A review by jackiehorne
An Unnatural Vice by KJ Charles

4.0

ARC via Netgalley

Another outstanding addition to Charles' SINS OF THE CITIES series, which focuses on working and lower middle class Victorian men caught up in a larger, series arc about a missing heir to an earldom.

Thirty-seven year old crusading journalist Nathaniel Roy, still grieving the death of his partner after five years, begins a series set on undermining the credibility of the London spiritualists who earn their keep by preying on the recently bereaved. His first target: Justin Lazarus, the "Seer of London." Lazarus isn't handsome, but Nathaniel finds him disturbingly compelling all the same ("Justin Lazarus was without question a disgraceful fraud, but as his lips move din silent prayer, Nathaniel could not help the thought that he looked like a glorious fuck. The bad kind, of course; the kind that left a man feeling dirt and ashamed and degraded in his own eyes. The kind Nathaniel had never had in practice, and wouldn't have admitted to imagining, but could see all too clearly. Bending the medium over his own table, holding him down. You want the furniture to move, Mr. Lazarus? That can be arranged." [Kindle Loc 202]). But even if The Seer is a fraud, he has a dangerous way of seeing into a person's vulnerabilities, even the jaded Nathaniel's.

After Lazarus escapes kidnappers intent on recovering information regarding the above-mentioned missing heir, he finds himself fleeing to Nathaniel's, despite the journalist's clear abhorrence of him. Desire sparks in spite of (or perhaps heightened because of) loathing, and the two engage in a hot tryst. But when they have to flee the city to escape the men in pursuit of Justin, the two gradually begin to understand the strong-willed human beings behind the privileged, righteous prig and the selfish gutter fraud spiritualist.

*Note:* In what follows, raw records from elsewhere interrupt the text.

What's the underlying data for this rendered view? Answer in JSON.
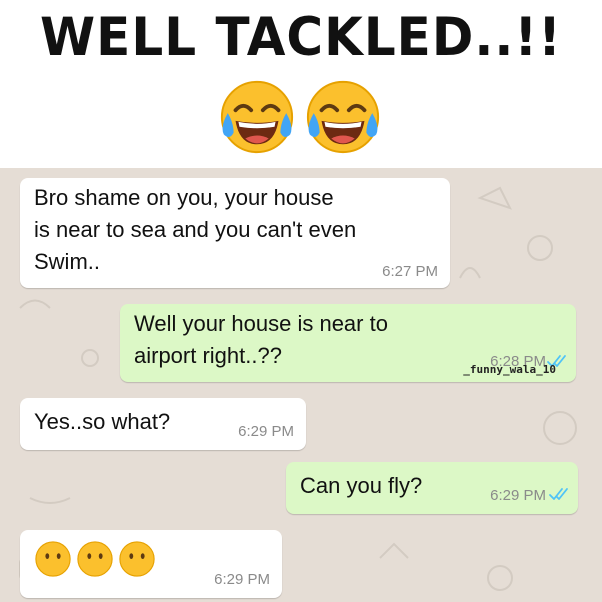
{
  "header": {
    "title": "WELL TACKLED..!!",
    "emojis": [
      "face-with-tears-of-joy-icon",
      "face-with-tears-of-joy-icon"
    ]
  },
  "chat": {
    "messages": [
      {
        "direction": "incoming",
        "lines": [
          "Bro shame on you, your house",
          "is near to sea and you can't even",
          "Swim.."
        ],
        "time": "6:27 PM"
      },
      {
        "direction": "outgoing",
        "lines": [
          "Well your house is near to",
          "airport right..??"
        ],
        "time": "6:28 PM",
        "status": "double-check-icon"
      },
      {
        "direction": "incoming",
        "lines": [
          "Yes..so what?"
        ],
        "time": "6:29 PM"
      },
      {
        "direction": "outgoing",
        "lines": [
          "Can you fly?"
        ],
        "time": "6:29 PM",
        "status": "double-check-icon"
      },
      {
        "direction": "incoming",
        "emojis": [
          "hushed-face-icon",
          "hushed-face-icon",
          "hushed-face-icon"
        ],
        "time": "6:29 PM"
      }
    ],
    "watermark": "_funny_wala_10"
  },
  "colors": {
    "chat_background": "#e5ddd5",
    "incoming_bubble": "#ffffff",
    "outgoing_bubble": "#dcf8c6",
    "read_ticks": "#4fc3f7"
  }
}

Hot hate-sex ("Letting a man bugger you didn't magically improve his character, any more than it had improved Nathaniel's mood") that gradually develops into cross-class understanding and respect; now that's a romance writing achievement that you don't see every day. But Charles pulls it all off with her trademark strong characterization, accurate historical grounding, and suspenseful storyline, making readers not just relate to, but care for, her prickly, unlikeable-at-first characters.